Friday, April 13, 2007

Rosie O'Donnell is a Structural Engineering Expert!

Posted by Hugh Hewitt | 6:19 PM

Here's the transcript of my interview with Mayor Giuliani. The audio will be posted here later.

HH: Mayor Giuliani, welcome back to the Hugh Hewitt Show.

RG: Nice to talk to you again, Hugh. How are you?

HH: Good. When we talked in February, we were just getting into biography when we ran out of time. So I went to Fred Siegel’s book, and by the way, do you think that’s a pretty good book, The Prince of the City?

RG: I do, yes. Actually, I just saw Fred today, so yeah (laughing)

HH: Well, I find…but it doesn’t tell us much about your early years, born in ’44 in Brooklyn. You’re an only child, right, Mayor?

RG: That’s correct.

HH: And your dad had a run-in with the law, he had some tough years afterwards, but it’s a Catholic…give us some idea of what it’s like growing up ’44 to the early 60’s in your Brooklyn life.

RG: (laughing) You know, it was sort of a much calmer period of time. My first memories, actually, are of baseball. My father came from Manhattan, and my mother from Brooklyn. And my mother sort of required my father to live in Brooklyn near her family. And his revenge was to make me a Yankee fan right in the shadow of Ebbets Field. So my early experiences were being thrown in the mud by the Dodgers fans that have made me a very, very loyal Yankee fan. And then I remember my first Yankee game, Joe DiMaggio and Dominic DiMaggio were playing on opposite teams, Joe for the Yankees, and Dominic for the Red Sox. And I…baseball was a large part of my early life, both when I lived in Brooklyn…I lived in Brooklyn up until the time I was about seven, and then we moved to Garden City South, which is in Nassau County, and I went to parochial schools. I went to St. Francis of Assisi Grammar School, and St. Anne’s Grammar School in Stewart Manor. But then, it was a strange thing, I went to high school in Brooklyn.

HH: Okay…

RG: So I would commute back into Brooklyn everyday from the time I was 13, to the time I was 17.

HH: Was money tight in the Giuliani family?

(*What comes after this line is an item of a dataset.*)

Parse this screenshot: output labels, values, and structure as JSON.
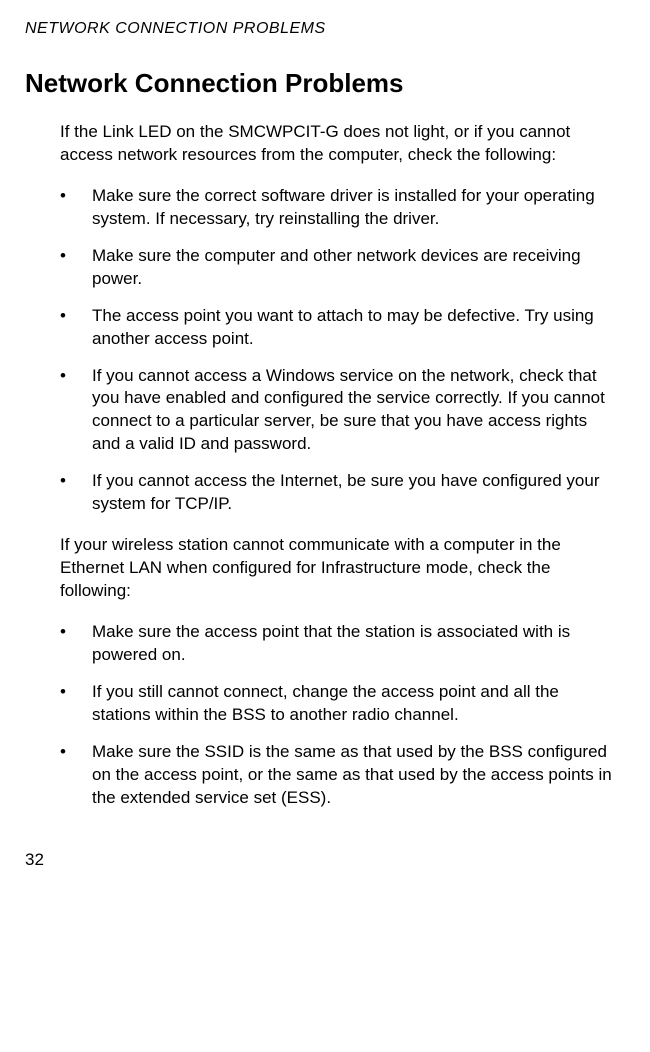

RG: Yeah, it was. I mean, yes, yeah, I understood that there were limited amounts of money, and I didn’t grow up with anything like wealth, or I would consider it middle class, maybe, you know, there was money, but it was tight, and it wasn’t unlimited amounts of money by any means.

HH: And how did you pay for college, because you go to Manhattan College, you go to law school, how do you foot that bill?

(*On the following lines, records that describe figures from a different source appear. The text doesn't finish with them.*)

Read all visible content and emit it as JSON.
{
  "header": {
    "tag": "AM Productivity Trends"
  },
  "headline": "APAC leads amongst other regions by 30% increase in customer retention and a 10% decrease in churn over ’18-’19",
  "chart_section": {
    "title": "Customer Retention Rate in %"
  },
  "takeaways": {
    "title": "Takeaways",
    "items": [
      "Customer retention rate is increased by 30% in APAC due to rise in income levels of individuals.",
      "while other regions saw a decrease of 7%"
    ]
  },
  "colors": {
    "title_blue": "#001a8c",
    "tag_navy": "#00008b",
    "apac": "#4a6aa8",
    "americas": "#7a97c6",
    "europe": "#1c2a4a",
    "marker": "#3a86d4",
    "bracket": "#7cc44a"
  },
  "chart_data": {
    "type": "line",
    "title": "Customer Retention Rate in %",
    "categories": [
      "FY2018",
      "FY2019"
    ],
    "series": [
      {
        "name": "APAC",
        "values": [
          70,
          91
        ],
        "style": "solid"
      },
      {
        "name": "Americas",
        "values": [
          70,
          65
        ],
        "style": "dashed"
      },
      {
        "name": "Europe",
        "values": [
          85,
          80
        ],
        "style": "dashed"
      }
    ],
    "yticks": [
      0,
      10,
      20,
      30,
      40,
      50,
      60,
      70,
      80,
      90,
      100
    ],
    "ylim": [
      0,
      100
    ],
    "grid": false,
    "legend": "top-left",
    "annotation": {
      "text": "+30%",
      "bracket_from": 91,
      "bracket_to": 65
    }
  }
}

RG: I had partial scholarships in both cases.

HH: Okay.

RG: Both to Manhattan and to NYU Law School, and that helped, that helped a great deal.

HH: Okay, and Brother O’Leary shows up in some of the stories I find. Who’s he?

RG: Brother Kevin…

HH: Yeah.

RG: That’s how I knew him as. Brother Kevin was a very, very big influence on my life, and he was an English, he was my English teacher and my homeroom teacher in the second year of high school, and he’s the one who really got me interested in reading, in opera, in writing, and sort of convinced me that there was a whole intellectual side of me that I could develop. And I really credit him with that. I mean, he and my mother, my mother was a frustrated history teacher. She always wanted to be a history teacher, and she came through the Depression, and she wasn’t able to go to college, she had to go to work, but she had a great interest in history, and in English. So I became her singular student. And the two of them probably developed, the two of them probably developed this tremendous interest in learning and reading, and the excitement of it that to this day that I have.

HH: And was Rudy Giuliani ever an altar boy?

RG: No.

HH: Okay, just checking on it.

RG: I was a very, I was a very religious kid, and wanted to be a priest for a good deal of my childhood. My real ambitions as a youngster were being a priest, or being a doctor. Those were the two things I went back and forth with during most of my childhood, and then a whole bunch of other ambitions came about, and different things to do, and I was on the verge of going in the seminary when I graduated from high school, changed my mind that summer, and then ended up going to Manhattan College.

HH: What changed your mind?

RG: I think celibacy, to tell you the truth.

HH: Ah, good argument.

RG: At least initially.

HH: Now how is the Catholic faith imprinted itself on you?